フジテックは理由を明らかにしておらず「開示がすべて」としている。内山氏との全ての契約を解除するという。
内山氏は同日、事実に反する主張で名誉を傷つけられたとして、オアシスやセス・フィッシャー最高投資責任者に対し、損害賠償を求めて提訴する意向を明らかにした。
またフジテックは同日、2月に開いた臨時株主総会に関連して第三者委員会を立ち上げて調査を始めると発表した。株主提案で選任を諮った社外取締役候補について、適格性や社会的信用を下げる行為や、辞退を求める働きかけなどの妨害行為があったとの情報があるため。妨害行為の有無やフジテック役職員の関与、妨害行為の第三者への依頼などについて調査、検証をする。

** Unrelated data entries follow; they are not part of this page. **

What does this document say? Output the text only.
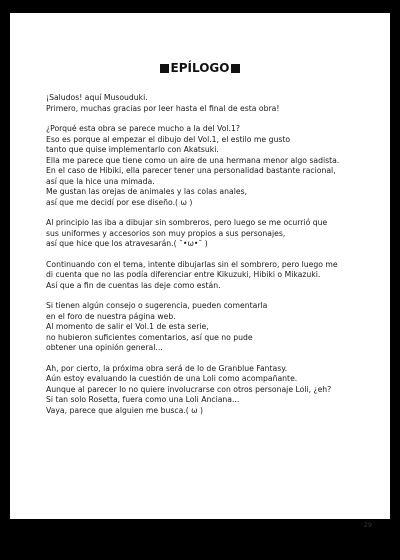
EPÍLOGO
¡Saludos! aquí Musouduki.
Primero, muchas gracias por leer hasta el final de esta obra!
¿Porqué esta obra se parece mucho a la del Vol.1?
Eso es porque al empezar el dibujo del Vol.1, el estilo me gusto
tanto que quise implementarlo con Akatsuki.
Ella me parece que tiene como un aire de una hermana menor algo sadista.
En el caso de Hibiki, ella parecer tener una personalidad bastante racional,
así que la hice una mimada.
Me gustan las orejas de animales y las colas anales,
así que me decidí por ese diseño.( ω )
Al principio las iba a dibujar sin sombreros, pero luego se me ocurrió que
sus uniformes y accesorios son muy propios a sus personajes,
así que hice que los atravesarán.( ˘•ω•˘ )
Continuando con el tema, intente dibujarlas sin el sombrero, pero luego me
di cuenta que no las podía diferenciar entre Kikuzuki, Hibiki o Mikazuki.
Así que a fin de cuentas las deje como están.
Si tienen algún consejo o sugerencia, pueden comentarla
en el foro de nuestra página web.
Al momento de salir el Vol.1 de esta serie,
no hubieron suficientes comentarios, así que no pude
obtener una opinión general...
Ah, por cierto, la próxima obra será de Io de Granblue Fantasy.
Aún estoy evaluando la cuestión de una Loli como acompañante.
Aunque al parecer Io no quiere involucrarse con otros personaje Loli, ¿eh?
Si tan solo Rosetta, fuera como una Loli Anciana...
Vaya, parece que alguien me busca.( ω )
29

オアシスは2022年、フジテックと創業家の間に疑わしい取引があると主張。同年6月の定時総会に向け、内山社長(当時)の取締役再任議案に反対するよう呼びかけた。会社側は総会直前に議案を取り下げて内山氏を取締役から外したが、総会後に同氏を会長に就けた。「顧客との関係など事業への影響を最小限にとどめるためだった」と説明していた。

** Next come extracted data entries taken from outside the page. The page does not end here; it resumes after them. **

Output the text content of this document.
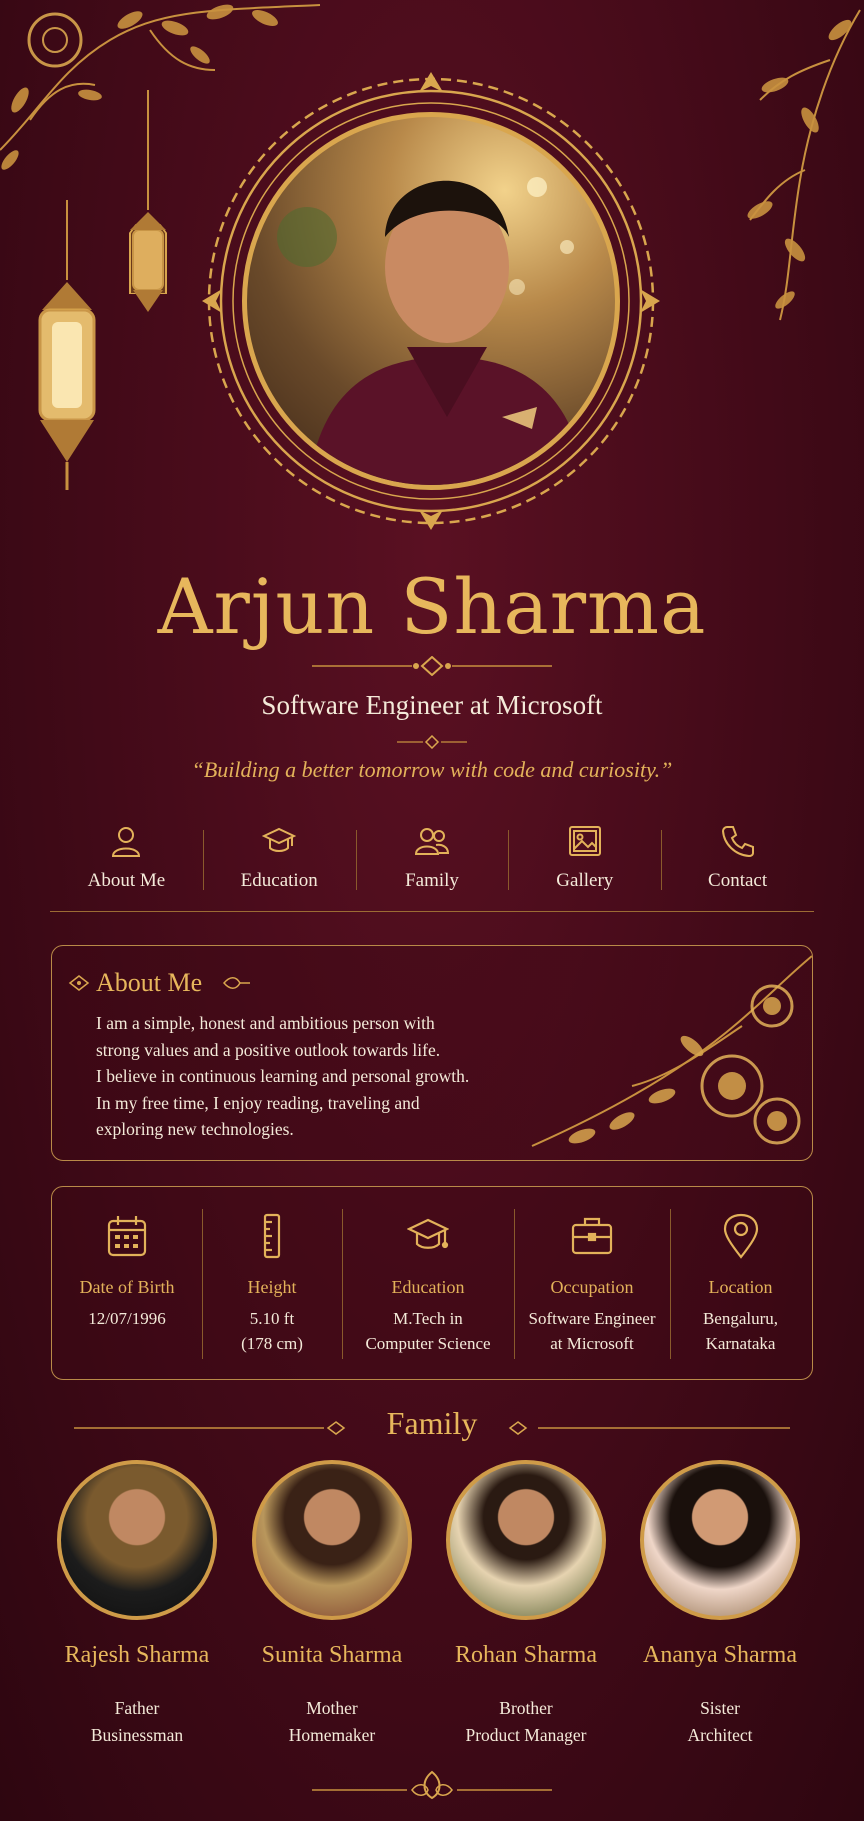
Arjun Sharma
Software Engineer at Microsoft
“Building a better tomorrow with code and curiosity.”
About Me	Education	Family	Gallery	Contact
About Me
I am a simple, honest and ambitious person with
strong values and a positive outlook towards life.
I believe in continuous learning and personal growth.
In my free time, I enjoy reading, traveling and
exploring new technologies.
Date of Birth
12/07/1996
Height
5.10 ft
(178 cm)
Education
M.Tech in
Computer Science
Occupation
Software Engineer
at Microsoft
Location
Bengaluru,
Karnataka
Family
Rajesh Sharma
Father
Businessman
Sunita Sharma
Mother
Homemaker
Rohan Sharma
Brother
Product Manager
Ananya Sharma
Sister
Architect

オアシスは会長任命を社外取締役が是認したのは株主への背信行為だと問題視し、22年12月、社外取締役の入れ替えを求めて臨総の招集を請求した。2月の臨総では社外取締役3人が解任され、株主提案の4人が選任された。
27日には2月に選任された社外取締役の海野薫氏が取締役会議長に就いたと発表していた。
内山氏は28日の記者会見で「オアシスによる会社支配が進む現状を憂慮しており、あらゆる手段を講じる決意だ」と述べた。名誉毀損による損害賠償請求訴訟を4月6日ごろに東京地裁に起こすほか、取締役会決議の無効確認訴訟や株主代表訴訟も提起する予定という。
内山氏は1976年にフジテックに入社し、2002年に社長に就任した。もともと関西地方を地盤とするメーカーだったが、00年代後半から首都圏での顧客開拓に本格的に取り組み、収益基盤の拡大につなげた。アジアを中心とした海外事業も強化した。